No topo da lista, apareceram, além de Maranguape, cidades como Jequié (BA), com taxa de 79,4 assassinatos estimados para cada 100 mil habitantes, Maracanaú (CE), com taxa de 74,1, Itapipoca (CE), com taxa 74,0, e Caucaia (CE), com taxa 72,9.

Juntos, os 10 municípios com as maiores taxas de homicídios responderam por 19,4% do total nacional. "Trata-se de um padrão que reforça o diagnóstico de que a violência letal no País está longe de se distribuir uniformemente pelo território", afirmam os pesquisadores.

O estudo, divulgado nesta terça-feira, 26, destaca ainda que metade dos 20 municípios mais violentos com 100 mil habitantes ou mais fica na Bahia - Salvador, inclusive, é a única capital nessa listagem, com taxa de 52,7 assassinatos para cada 100 mil habitantes.

Ao mesmo tempo, as capitais com os menores índices de assassinatos estimados são Florianópolis (9,7), Brasília (10,9), Curitiba (13,2) e Goiânia (14,7). Na quinta posição aparece São Paulo (15,3).
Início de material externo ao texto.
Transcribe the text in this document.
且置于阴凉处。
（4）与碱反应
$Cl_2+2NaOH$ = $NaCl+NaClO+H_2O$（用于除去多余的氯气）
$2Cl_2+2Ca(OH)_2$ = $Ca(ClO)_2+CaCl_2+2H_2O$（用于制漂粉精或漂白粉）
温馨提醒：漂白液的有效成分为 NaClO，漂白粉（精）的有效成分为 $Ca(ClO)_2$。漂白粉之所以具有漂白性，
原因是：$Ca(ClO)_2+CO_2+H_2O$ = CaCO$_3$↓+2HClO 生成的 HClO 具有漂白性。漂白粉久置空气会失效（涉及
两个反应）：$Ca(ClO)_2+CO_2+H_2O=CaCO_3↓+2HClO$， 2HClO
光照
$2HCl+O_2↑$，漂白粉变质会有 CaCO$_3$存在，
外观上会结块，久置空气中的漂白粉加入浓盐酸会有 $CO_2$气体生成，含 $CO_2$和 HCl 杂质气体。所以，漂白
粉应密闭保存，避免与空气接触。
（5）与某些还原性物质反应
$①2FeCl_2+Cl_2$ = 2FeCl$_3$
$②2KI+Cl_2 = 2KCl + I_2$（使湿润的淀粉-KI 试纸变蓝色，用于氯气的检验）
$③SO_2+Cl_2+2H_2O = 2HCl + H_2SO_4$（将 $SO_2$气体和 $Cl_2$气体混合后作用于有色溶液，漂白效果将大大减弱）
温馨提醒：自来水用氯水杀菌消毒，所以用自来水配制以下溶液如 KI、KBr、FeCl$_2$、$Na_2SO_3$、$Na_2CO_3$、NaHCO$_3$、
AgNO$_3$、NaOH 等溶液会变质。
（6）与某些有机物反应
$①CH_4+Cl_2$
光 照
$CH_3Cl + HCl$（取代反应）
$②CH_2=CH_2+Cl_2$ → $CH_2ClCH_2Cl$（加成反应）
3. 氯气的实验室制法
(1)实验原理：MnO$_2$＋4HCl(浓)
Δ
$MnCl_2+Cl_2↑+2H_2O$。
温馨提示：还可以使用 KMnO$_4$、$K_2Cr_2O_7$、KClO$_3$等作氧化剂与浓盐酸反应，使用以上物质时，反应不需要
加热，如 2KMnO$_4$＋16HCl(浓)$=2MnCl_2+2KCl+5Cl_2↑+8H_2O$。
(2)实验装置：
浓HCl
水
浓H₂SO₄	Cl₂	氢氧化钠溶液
Um quarto dos municípios não teve homicídios

O estudo indica que 1.578 dos mais de 5,5 mil municípios brasileiros não registraram qualquer homicídio estimado no ano. "A distribuição das taxas mostra assimetria importante: a média nacional municipal foi de 20 homicídios por 100 mil habitantes, ao passo que a mediana ficou em 15,3, sinalizando que um subconjunto relativamente pequeno de municípios com taxas muito elevadas puxa a média para cima", indicam os pesquisadores.

Em média, a taxa dos 20 municípios mais violentos foi aproximadamente 64,7 homicídios por 100 mil habitantes, ao passo que a dos 20 menos violentos ficou em torno de 4,9. "A diferença na prevalência de homicídios entre o grupo dos mais violentos e dos menos violentos é equivalente à diferença das taxas de homicídio entre o Brasil e a Europa", diz o estudo.

Conforme o Atlas, em 2024, os municípios de médio porte, com população entre 100 mil e 500 mil habitantes, apresentaram a maior taxa média de homicídios estimados (24,1), superando tanto os municípios grandes (23,2), quanto os pequenos (19,7). A mediana ficou em 20,1 entre os médios, 21,0 entre os grandes e 14,8 entre os pequenos.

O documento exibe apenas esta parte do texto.